Importantly, numerous partners — including the Emmett Till Interpretive Center, the National Park Foundation, the National Trust for Historic Preservation, Roberts Temple Church of God in Christ, Tallahatchie County, Mississippi, and farmer Walker Sturdivant — played key roles in the years-long process of preparing the properties for inclusion in the National Park System.
Till’s Lynching, Death, And The Aftermath
In the summer of 1955, when he was 14 years old, Till traveled from Chicago to rural Mississippi to visit relatives.
On August 28, 1955, Till allegedly whistled at a white woman. He was then kidnapped, tortured, and murdered, the NPS explains. Despite the grisly nature of his death, Till’s mother, Mamie Till-Mobley, insisted on an open-casket funeral near their hometown of Chicago.
“Her brave decision let the world see the racist violence inflicted upon her son and set the Civil Rights Movement into motion,” the NPS continues. “Efforts by the National Association for the Advancement of Colored People, the Black press, and others to help Till-Mobley investigate and amplify her son’s story caused the world to bear witness to the racially motivated violence and injustice that many Black people endured in the Jim Crow South.”
Although two white men eventually stood trial for Till’s lynching, they were acquitted by an all-white, all-male jury. No one has ever been held accountable for Till’s death.
How To Visit Emmett Till And Mamie Till-Mobley National Monument
There are two parts to the Emmett Till and Mamie Till-Mobley National Monument.
The Mississippi unit includes the Tallahatchie County Courthouse in Sumner, where the men accused of lynching Till were tried and acquitted.
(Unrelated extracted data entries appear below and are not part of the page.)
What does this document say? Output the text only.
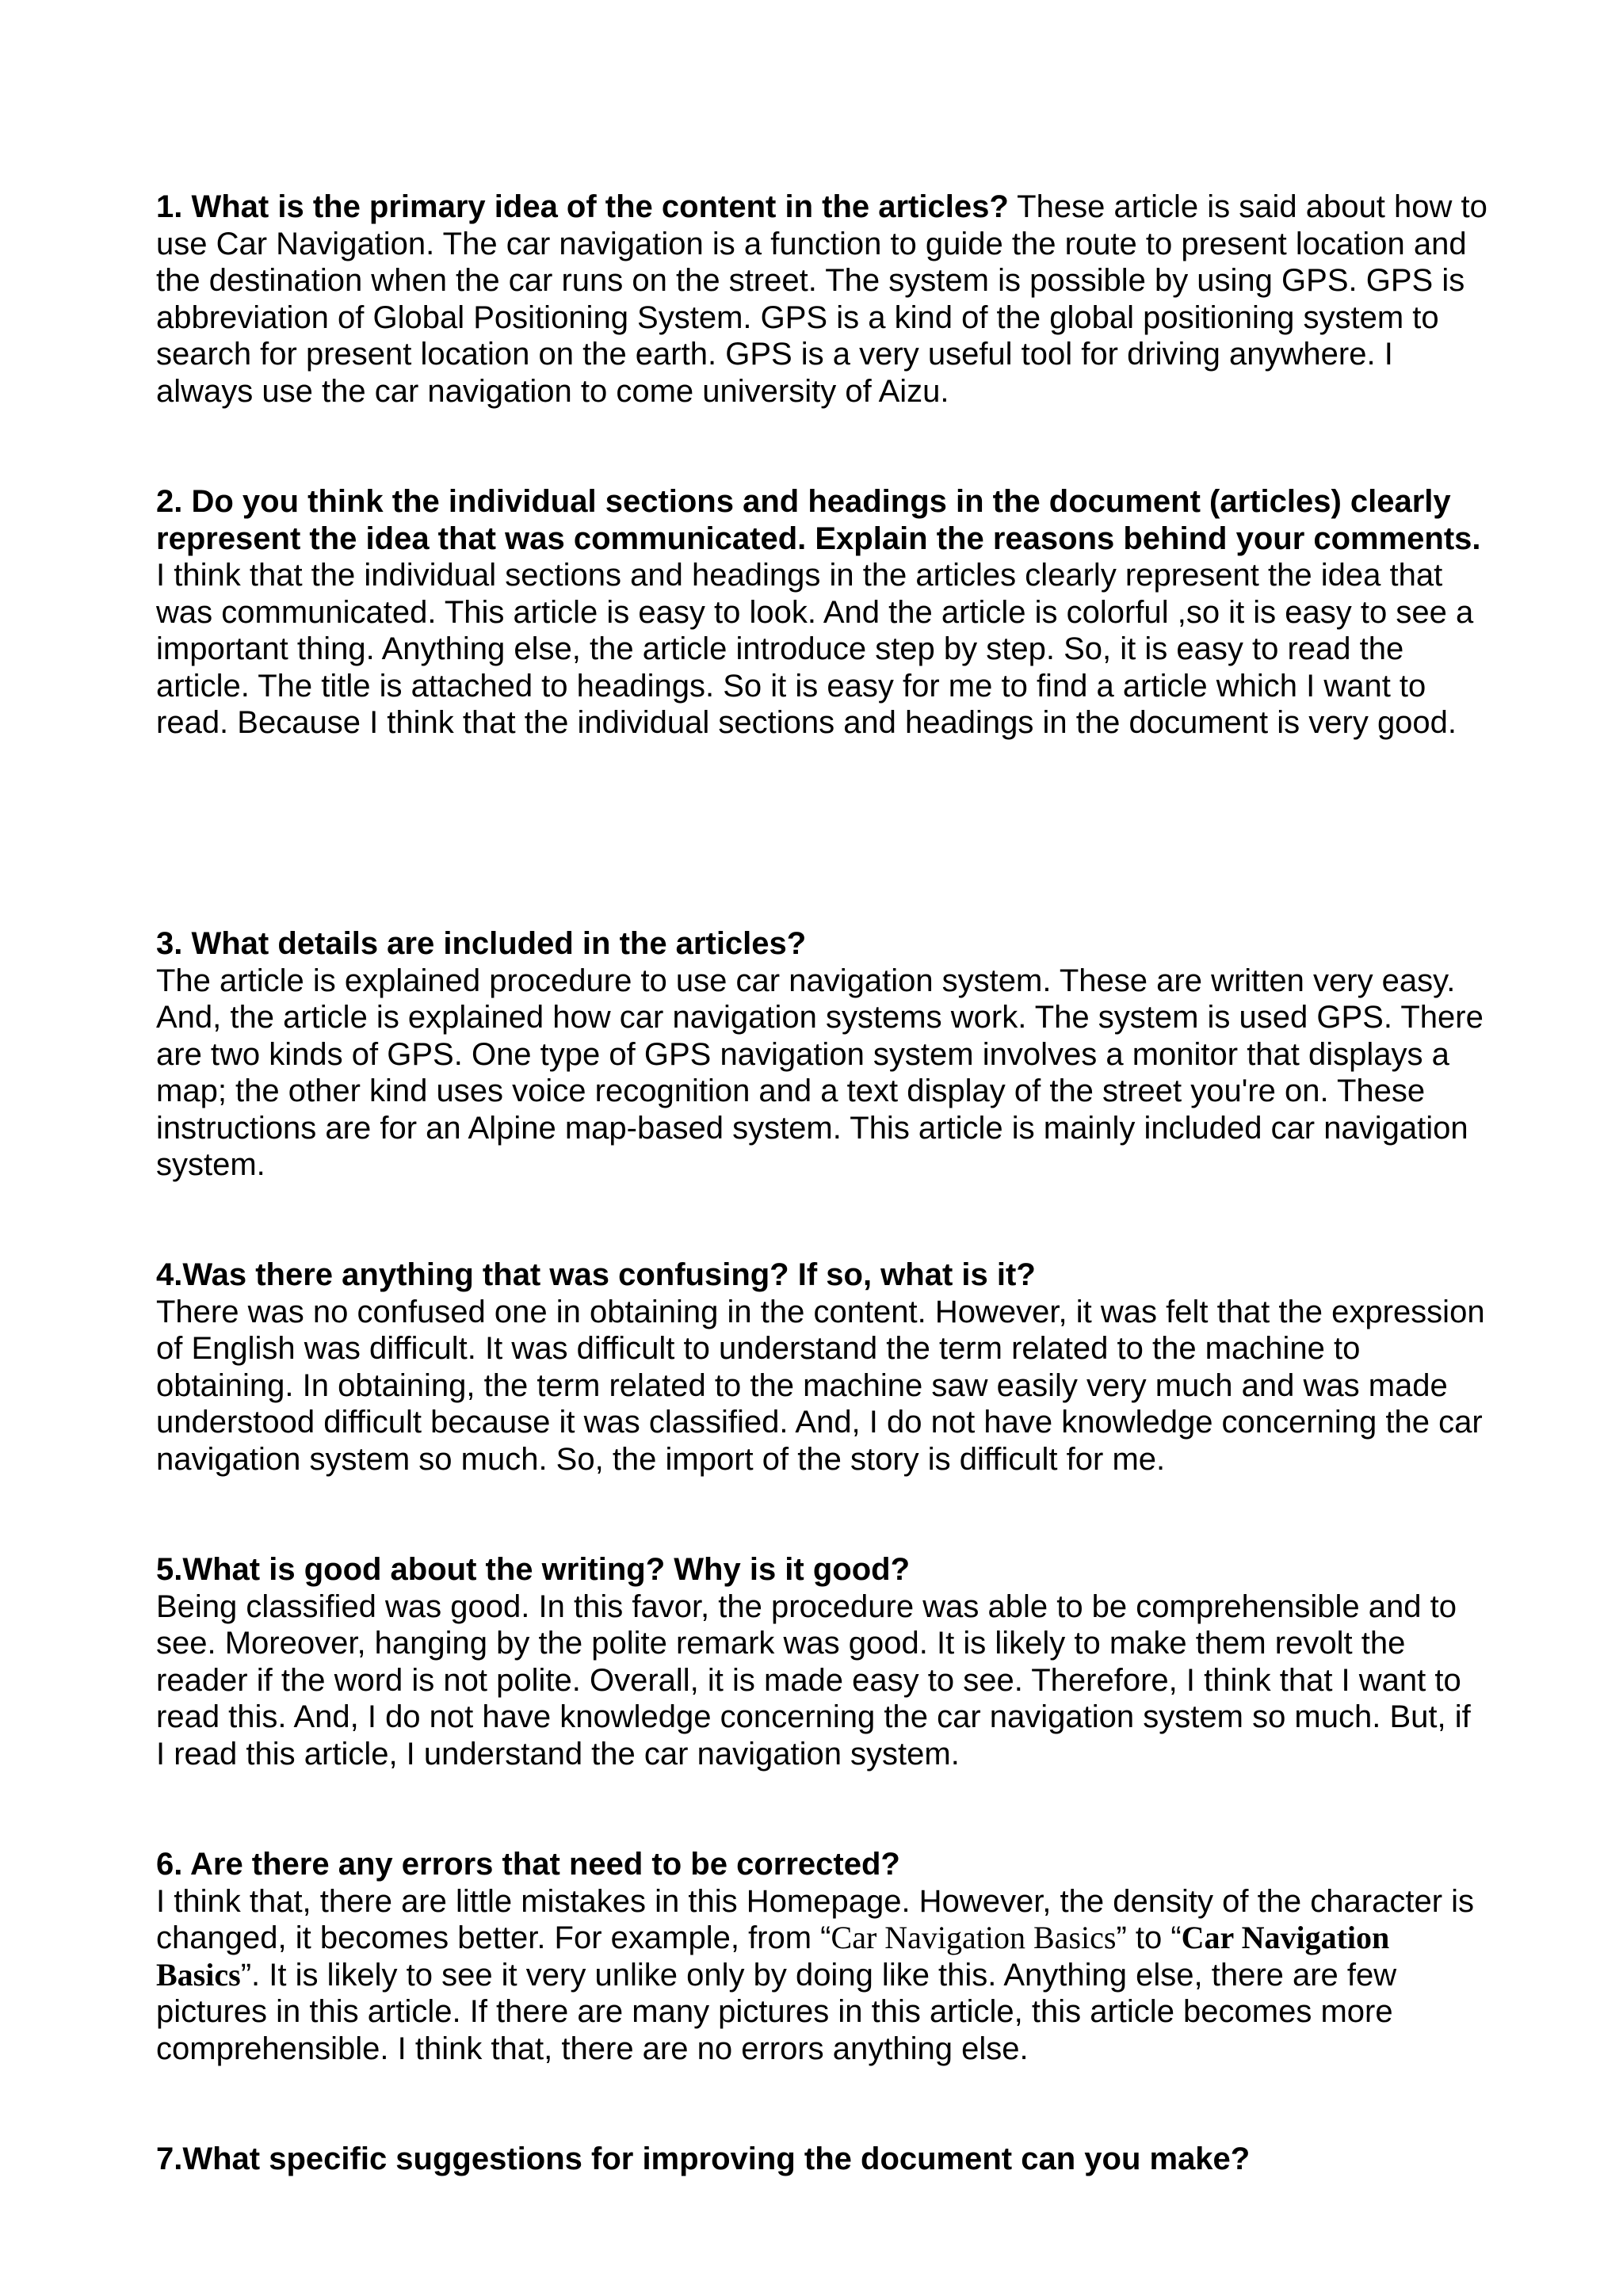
1. What is the primary idea of the content in the articles? These article is said about how to use Car Navigation. The car navigation is a function to guide the route to present location and the destination when the car runs on the street. The system is possible by using GPS. GPS is abbreviation of Global Positioning System. GPS is a kind of the global positioning system to search for present location on the earth. GPS is a very useful tool for driving anywhere. I always use the car navigation to come university of Aizu.

2. Do you think the individual sections and headings in the document (articles) clearly represent the idea that was communicated. Explain the reasons behind your comments.

I think that the individual sections and headings in the articles clearly represent the idea that was communicated. This article is easy to look. And the article is colorful ,so it is easy to see a important thing. Anything else, the article introduce step by step. So, it is easy to read the article. The title is attached to headings. So it is easy for me to find a article which I want to read. Because I think that the individual sections and headings in the document is very good.

3. What details are included in the articles?

The article is explained procedure to use car navigation system. These are written very easy. And, the article is explained how car navigation systems work. The system is used GPS. There are two kinds of GPS. One type of GPS navigation system involves a monitor that displays a map; the other kind uses voice recognition and a text display of the street you're on. These instructions are for an Alpine map-based system. This article is mainly included car navigation system.

4.Was there anything that was confusing? If so, what is it?

There was no confused one in obtaining in the content. However, it was felt that the expression of English was difficult. It was difficult to understand the term related to the machine to obtaining. In obtaining, the term related to the machine saw easily very much and was made understood difficult because it was classified. And, I do not have knowledge concerning the car navigation system so much. So, the import of the story is difficult for me.

5.What is good about the writing? Why is it good?

Being classified was good. In this favor, the procedure was able to be comprehensible and to see. Moreover, hanging by the polite remark was good. It is likely to make them revolt the reader if the word is not polite. Overall, it is made easy to see. Therefore, I think that I want to read this. And, I do not have knowledge concerning the car navigation system so much. But, if I read this article, I understand the car navigation system.

6. Are there any errors that need to be corrected?

I think that, there are little mistakes in this Homepage. However, the density of the character is changed, it becomes better. For example, from “Car Navigation Basics” to “Car Navigation Basics”. It is likely to see it very unlike only by doing like this. Anything else, there are few pictures in this article. If there are many pictures in this article, this article becomes more comprehensible. I think that, there are no errors anything else.

7.What specific suggestions for improving the document can you make?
Tours begin across the street at the Emmett Till Interpretive Center, an official nonprofit partner of Emmett Till and Mamie Till-Mobley National Monument. While at the center, visitors can “experience local efforts to support community healing through art and storytelling,” the NPS explains.
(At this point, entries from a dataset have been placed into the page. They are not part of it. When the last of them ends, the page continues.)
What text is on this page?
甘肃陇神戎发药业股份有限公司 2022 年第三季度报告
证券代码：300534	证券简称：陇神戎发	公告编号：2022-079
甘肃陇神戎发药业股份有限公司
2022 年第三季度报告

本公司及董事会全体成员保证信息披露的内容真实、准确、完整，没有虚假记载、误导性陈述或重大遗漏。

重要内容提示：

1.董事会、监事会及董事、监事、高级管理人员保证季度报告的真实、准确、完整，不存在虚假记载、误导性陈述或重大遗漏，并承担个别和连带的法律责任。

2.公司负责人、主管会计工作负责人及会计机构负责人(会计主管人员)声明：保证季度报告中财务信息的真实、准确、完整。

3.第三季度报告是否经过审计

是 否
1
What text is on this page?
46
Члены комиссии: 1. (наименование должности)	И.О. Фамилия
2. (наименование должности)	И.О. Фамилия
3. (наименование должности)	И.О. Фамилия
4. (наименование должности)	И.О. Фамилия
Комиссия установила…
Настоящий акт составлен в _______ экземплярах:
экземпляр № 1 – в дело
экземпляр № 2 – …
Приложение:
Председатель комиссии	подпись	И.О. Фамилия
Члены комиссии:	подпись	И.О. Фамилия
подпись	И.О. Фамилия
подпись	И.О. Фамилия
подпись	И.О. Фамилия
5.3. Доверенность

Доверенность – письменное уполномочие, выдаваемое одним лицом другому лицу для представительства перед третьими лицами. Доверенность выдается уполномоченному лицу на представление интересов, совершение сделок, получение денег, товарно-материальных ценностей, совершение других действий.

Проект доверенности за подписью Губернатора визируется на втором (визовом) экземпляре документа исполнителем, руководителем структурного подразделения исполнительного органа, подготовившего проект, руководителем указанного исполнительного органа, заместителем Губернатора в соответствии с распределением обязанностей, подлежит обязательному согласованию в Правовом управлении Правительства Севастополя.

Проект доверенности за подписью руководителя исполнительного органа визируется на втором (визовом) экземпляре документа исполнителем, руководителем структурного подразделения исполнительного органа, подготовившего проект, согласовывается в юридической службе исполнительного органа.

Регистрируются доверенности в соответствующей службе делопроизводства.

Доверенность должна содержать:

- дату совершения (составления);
The second part of the Mississippi unit is Graball Landing in Glendora, which is where Till’s body is believed to have been recovered from the Tallahatchie River. A memorial sign installed in 2008 at Graball Landing to commemorate Till’s killing has been repeatedly stolen and subsequent signs have been riddled with bullet holes.
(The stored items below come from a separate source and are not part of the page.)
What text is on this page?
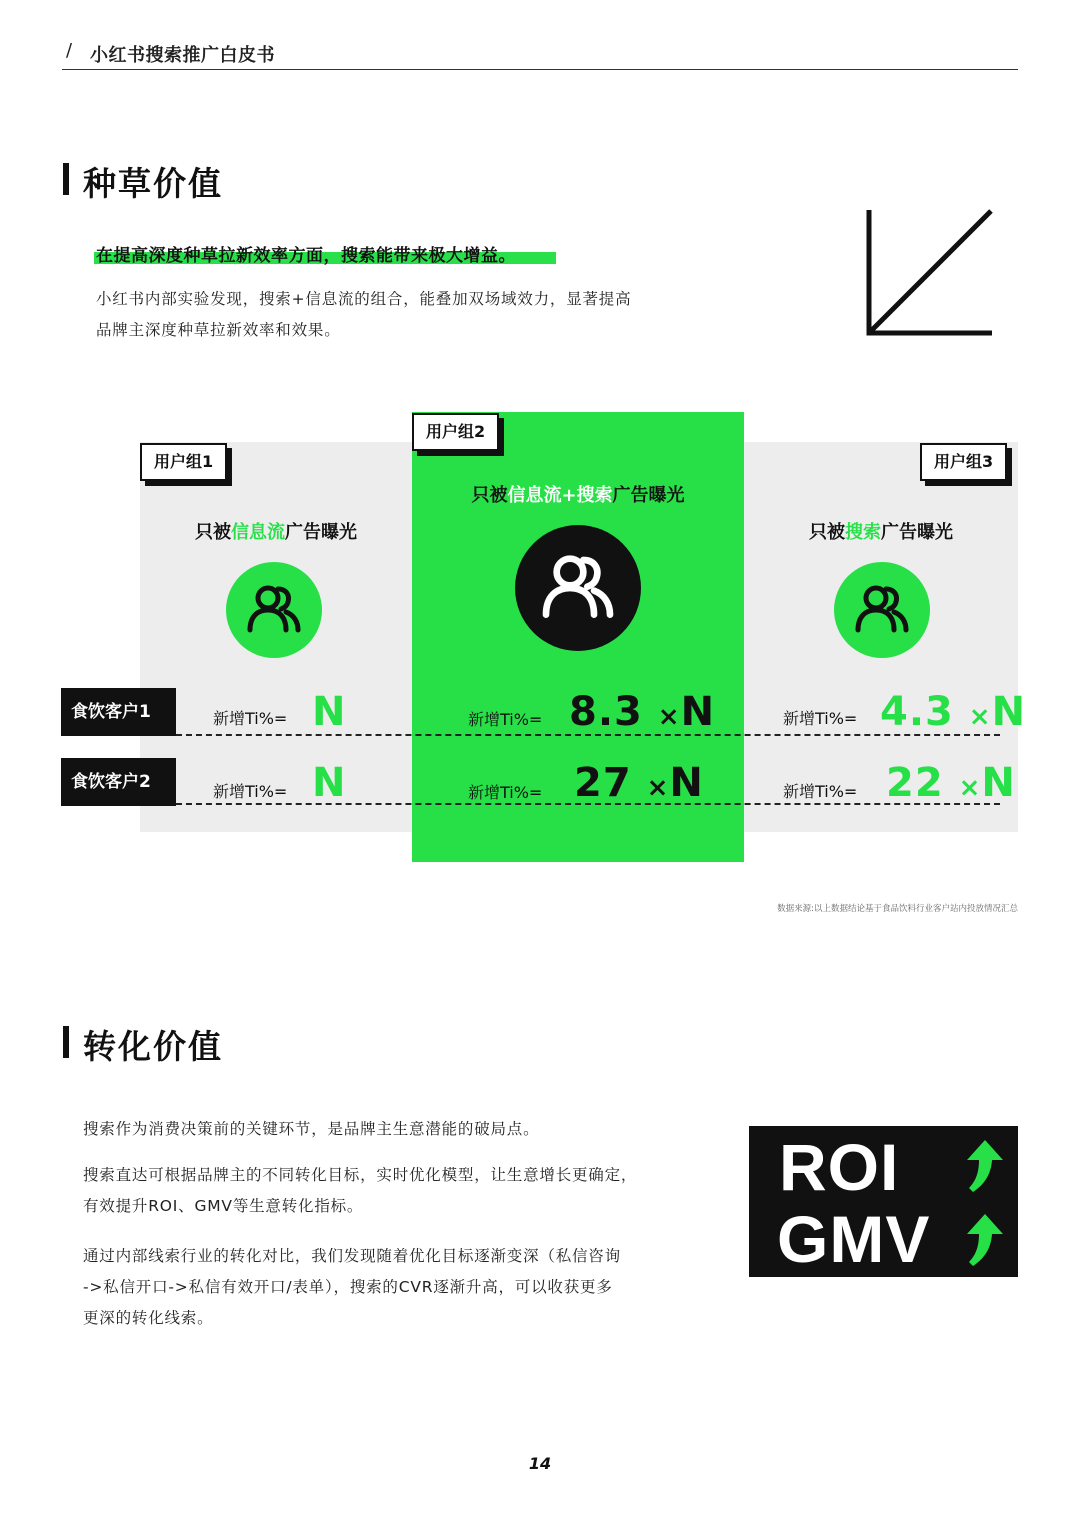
/ 小红书搜索推广白皮书
种草价值
在提高深度种草拉新效率方面，搜索能带来极大增益。
小红书内部实验发现，搜索+信息流的组合，能叠加双场域效力，显著提高
品牌主深度种草拉新效率和效果。
用户组1
用户组2
用户组3
只被信息流广告曝光
只被信息流+搜索广告曝光
只被搜索广告曝光
食饮客户1	新增Ti%= N	新增Ti%= 8.3 ×N	新增Ti%= 4.3 ×N
食饮客户2	新增Ti%= N	新增Ti%= 27 ×N	新增Ti%= 22 ×N
数据来源:以上数据结论基于食品饮料行业客户站内投放情况汇总
转化价值
搜索作为消费决策前的关键环节，是品牌主生意潜能的破局点。
搜索直达可根据品牌主的不同转化目标，实时优化模型，让生意增长更确定，
有效提升ROI、GMV等生意转化指标。
通过内部线索行业的转化对比，我们发现随着优化目标逐渐变深（私信咨询
->私信开口->私信有效开口/表单），搜索的CVR逐渐升高，可以收获更多
更深的转化线索。
ROI
GMV
14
Critically, now that the site is considered federal property, any future vandalism or theft will be investigated by federal law enforcement rather than local police, said Patrick Weems, executive director of the Emmett Till Interpretive Center, according to CNBC.
The Illinois unit of the national monument is Roberts Temple Church of God in Christ in Chicago, which is where Till’s funeral was held. Since the church is still active, public access is limited to the exterior of the building.
Visitor information is located at Pullman National Historical Park, 11 miles from the church.